Mon regard fut de nouveau porté par Samothrace, je m’empêchais de la voir, mais arrivant au terme de mon assiette je n’avais plus rien à dire à son contenu, étant donné que ledit contenu nageait désormais au fond de mon estomac. Qu’elle était belle cette statue, nageant elle aussi sur l’océan solaire des rayons. Ombres et lumières ensemble mêlé pour dévoiler une parcelle de vérité. Qui n’a jamais espéré connaître le visage de Samothrace ? Nous serions surement fort déçus de le voir, mais ce manque amène sa grande beauté. Ainsi, dans les rets et les filets des plis langoureux de sa robe, dans la danse éternelle de guerrière qu’elle nous livre, dans son corps de pirate et de reine, la victoire s’émerveille et s’enfuit. Pouvons nous la connaître, pouvons nous l’approcher, pouvons nous la rêver ? Samothrace, image de victoire, mais non pas d’une bataille, image de la victoire de la Grèce sur ses barbares, image de la victoire de l’hellénisme sur les Perses, image de la victoire d’une civilisation sur son bassin d’essor et de profusion. On l’imagine tant pacifiste, dans ses plis de flanelle et de joie, on l’imagine tant langoureuse, derrière ses cris de guerre et de désastre. Samothrace est bien là.

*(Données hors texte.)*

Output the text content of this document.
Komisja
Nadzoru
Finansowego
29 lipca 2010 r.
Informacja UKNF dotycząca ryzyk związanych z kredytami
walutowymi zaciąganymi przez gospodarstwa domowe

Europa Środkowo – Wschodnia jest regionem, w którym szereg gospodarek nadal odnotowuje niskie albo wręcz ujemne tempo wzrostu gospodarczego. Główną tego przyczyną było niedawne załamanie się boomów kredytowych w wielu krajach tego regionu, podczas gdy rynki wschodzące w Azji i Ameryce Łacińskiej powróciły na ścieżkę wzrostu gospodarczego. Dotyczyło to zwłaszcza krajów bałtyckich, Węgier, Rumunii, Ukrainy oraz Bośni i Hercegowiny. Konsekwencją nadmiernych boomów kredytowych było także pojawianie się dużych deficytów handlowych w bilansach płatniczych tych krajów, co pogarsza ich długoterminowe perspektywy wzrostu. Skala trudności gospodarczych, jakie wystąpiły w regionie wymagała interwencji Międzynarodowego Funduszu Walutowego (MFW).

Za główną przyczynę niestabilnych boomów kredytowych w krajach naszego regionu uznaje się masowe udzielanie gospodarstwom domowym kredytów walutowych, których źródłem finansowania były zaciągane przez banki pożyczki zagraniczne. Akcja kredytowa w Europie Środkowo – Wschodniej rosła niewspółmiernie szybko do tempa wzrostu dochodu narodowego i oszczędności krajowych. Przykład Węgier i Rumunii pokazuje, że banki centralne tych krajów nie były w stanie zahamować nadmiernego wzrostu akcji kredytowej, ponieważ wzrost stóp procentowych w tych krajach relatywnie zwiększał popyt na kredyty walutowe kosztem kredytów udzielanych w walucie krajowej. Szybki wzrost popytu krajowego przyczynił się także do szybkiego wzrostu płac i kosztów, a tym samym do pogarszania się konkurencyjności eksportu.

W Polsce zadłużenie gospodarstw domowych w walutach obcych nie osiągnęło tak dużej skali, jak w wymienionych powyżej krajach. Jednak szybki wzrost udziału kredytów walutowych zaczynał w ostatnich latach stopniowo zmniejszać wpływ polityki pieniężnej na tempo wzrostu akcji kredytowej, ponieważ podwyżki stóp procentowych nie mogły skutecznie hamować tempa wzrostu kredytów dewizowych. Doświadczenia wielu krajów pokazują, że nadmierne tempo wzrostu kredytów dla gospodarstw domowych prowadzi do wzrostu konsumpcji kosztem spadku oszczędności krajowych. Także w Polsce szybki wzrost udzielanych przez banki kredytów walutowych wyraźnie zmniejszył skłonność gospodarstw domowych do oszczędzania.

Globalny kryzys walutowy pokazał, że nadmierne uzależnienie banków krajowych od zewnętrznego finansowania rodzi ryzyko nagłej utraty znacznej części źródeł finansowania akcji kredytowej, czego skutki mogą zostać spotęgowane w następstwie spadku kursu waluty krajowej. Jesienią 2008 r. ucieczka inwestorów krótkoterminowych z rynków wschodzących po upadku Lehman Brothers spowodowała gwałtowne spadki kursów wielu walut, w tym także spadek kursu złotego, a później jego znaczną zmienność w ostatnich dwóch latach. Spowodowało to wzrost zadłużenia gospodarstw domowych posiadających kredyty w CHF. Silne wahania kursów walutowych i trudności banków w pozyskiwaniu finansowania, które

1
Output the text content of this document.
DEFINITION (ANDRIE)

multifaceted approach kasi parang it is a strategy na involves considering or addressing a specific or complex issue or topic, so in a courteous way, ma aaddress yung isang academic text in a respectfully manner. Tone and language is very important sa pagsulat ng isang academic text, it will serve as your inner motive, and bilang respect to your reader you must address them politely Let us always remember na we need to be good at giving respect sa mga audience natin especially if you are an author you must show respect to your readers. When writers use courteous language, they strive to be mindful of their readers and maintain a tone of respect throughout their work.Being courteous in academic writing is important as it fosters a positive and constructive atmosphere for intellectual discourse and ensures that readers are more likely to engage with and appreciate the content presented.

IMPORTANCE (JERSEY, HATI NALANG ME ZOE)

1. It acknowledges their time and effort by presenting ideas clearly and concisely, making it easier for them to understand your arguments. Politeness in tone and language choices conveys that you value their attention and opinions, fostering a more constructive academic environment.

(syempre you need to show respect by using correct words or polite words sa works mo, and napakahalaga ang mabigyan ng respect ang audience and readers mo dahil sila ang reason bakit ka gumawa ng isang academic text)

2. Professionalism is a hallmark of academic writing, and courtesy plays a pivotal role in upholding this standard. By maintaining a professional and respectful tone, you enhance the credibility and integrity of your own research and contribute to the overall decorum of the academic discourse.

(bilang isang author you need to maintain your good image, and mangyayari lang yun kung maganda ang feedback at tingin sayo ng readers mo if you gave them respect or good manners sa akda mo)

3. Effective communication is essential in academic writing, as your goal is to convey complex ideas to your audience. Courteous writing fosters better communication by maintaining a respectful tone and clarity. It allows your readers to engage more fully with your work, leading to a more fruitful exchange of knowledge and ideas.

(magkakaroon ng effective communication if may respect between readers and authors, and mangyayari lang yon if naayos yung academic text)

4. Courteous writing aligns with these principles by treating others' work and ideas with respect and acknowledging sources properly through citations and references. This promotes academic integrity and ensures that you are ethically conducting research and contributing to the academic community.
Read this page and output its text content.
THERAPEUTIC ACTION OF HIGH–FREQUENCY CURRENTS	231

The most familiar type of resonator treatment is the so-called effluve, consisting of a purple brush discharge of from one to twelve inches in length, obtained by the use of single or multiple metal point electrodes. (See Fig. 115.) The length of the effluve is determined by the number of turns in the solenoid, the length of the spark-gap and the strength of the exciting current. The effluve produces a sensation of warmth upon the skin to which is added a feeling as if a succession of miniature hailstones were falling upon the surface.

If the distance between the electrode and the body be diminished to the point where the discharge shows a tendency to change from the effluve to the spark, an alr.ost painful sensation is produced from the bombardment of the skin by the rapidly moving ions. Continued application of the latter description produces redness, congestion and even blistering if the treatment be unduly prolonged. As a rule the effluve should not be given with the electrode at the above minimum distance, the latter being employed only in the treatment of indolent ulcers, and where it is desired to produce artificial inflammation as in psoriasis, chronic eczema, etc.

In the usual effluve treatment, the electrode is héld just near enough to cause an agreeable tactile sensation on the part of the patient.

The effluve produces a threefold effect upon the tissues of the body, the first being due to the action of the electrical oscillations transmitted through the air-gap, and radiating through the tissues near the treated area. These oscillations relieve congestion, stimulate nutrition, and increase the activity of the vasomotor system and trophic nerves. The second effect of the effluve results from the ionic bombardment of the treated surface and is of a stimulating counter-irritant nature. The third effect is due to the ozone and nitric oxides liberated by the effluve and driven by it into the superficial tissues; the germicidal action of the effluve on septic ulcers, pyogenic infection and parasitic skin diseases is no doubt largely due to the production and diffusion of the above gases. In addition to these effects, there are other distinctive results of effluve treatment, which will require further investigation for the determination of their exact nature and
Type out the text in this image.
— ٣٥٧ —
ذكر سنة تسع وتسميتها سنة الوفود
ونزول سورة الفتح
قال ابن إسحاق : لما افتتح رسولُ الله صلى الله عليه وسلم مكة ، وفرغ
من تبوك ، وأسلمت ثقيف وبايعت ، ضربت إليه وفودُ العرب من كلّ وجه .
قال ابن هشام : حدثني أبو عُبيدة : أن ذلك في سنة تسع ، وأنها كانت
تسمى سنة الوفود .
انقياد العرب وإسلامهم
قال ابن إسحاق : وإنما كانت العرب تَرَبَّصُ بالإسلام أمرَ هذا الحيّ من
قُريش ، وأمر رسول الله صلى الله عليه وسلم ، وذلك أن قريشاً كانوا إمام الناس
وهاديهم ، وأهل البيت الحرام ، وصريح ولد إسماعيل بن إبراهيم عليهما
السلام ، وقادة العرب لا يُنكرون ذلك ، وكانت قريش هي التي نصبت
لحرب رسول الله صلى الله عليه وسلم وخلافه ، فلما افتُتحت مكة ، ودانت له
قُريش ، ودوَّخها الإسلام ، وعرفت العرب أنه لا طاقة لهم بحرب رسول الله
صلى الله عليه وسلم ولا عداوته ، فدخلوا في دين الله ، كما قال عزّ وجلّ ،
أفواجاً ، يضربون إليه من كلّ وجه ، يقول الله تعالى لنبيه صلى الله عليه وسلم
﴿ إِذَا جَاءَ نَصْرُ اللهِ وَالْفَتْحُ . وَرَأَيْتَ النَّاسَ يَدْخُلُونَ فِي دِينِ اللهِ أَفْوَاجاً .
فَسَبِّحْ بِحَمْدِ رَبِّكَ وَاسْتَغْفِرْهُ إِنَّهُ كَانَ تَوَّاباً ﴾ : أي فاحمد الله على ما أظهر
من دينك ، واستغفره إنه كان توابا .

Comme nous avions fini tous deux la conversation entamée plus tôt avec l’assiette, mon ami eut la bonne idée de nous sortir du vin. Il est vrai que le repas fut sec. Il avait ardemment désiré boire un sauternes avec moi. Peu importe le repas, et l’heure qu’il fut, à cet instant le désir de vin primait sur toutes autres considérations. Alors il sortit la bouteille de sa cave de mise à température, ustensile fort pratique pour ceux qui ne disposent pas d’une vraie cave à vin. Avant de boire, il faut voir. Si bien qu’il plaça la bouteille sur un présentoir en bois clair où, tenue par le col inséré dans son trou, elle pouvait librement, flotter en lévitation dans l’air lourd de la pièce. La bouteille était droite et sans défense pour les prédateurs que nous étions. À travers les persiennes seul perçait un rayon de soleil, habilement autorisé à passer la muraille de bois, rayon qui, guidé par les volets, venait s’encastrer dans la bouteille. Quel spectacle merveilleux ! Les prés d’herbes fraîches et les rivières claires ne sont rien à côté de ce spectacle sublime offert par la collaboration du travail de l’homme et de l’ingénuité de la nature. La bouteille, offerte en proie facile aux amateurs que nous étions, pouvait bien nous affréter son flanc et nous montrer son doux col dégarni, nous restions cois. Nous pouvions bien voir le bouchon et son col frêle et superbe, lire, déjà, avec gourmandise l’étiquette, imaginer les arômes et les saveurs que nous y allions trouver, en vérité cela ne nous intéressais plus : nous regardions seulement la robe de la bouteille, et fantasmant sur l’intérieur nous dévisagions jalousement les formes offertes par la cuvée.
Il prit la bouteille, l’ouvrit, et me servit un verre. C’était vraiment un grand vin, il comblait de loin toutes nos espérances.
C’est ainsi que je découvris à quel point un reste de repas, pris sur un bout de table avec un bon ami, est le moment idéal pour boire un petit sauternes.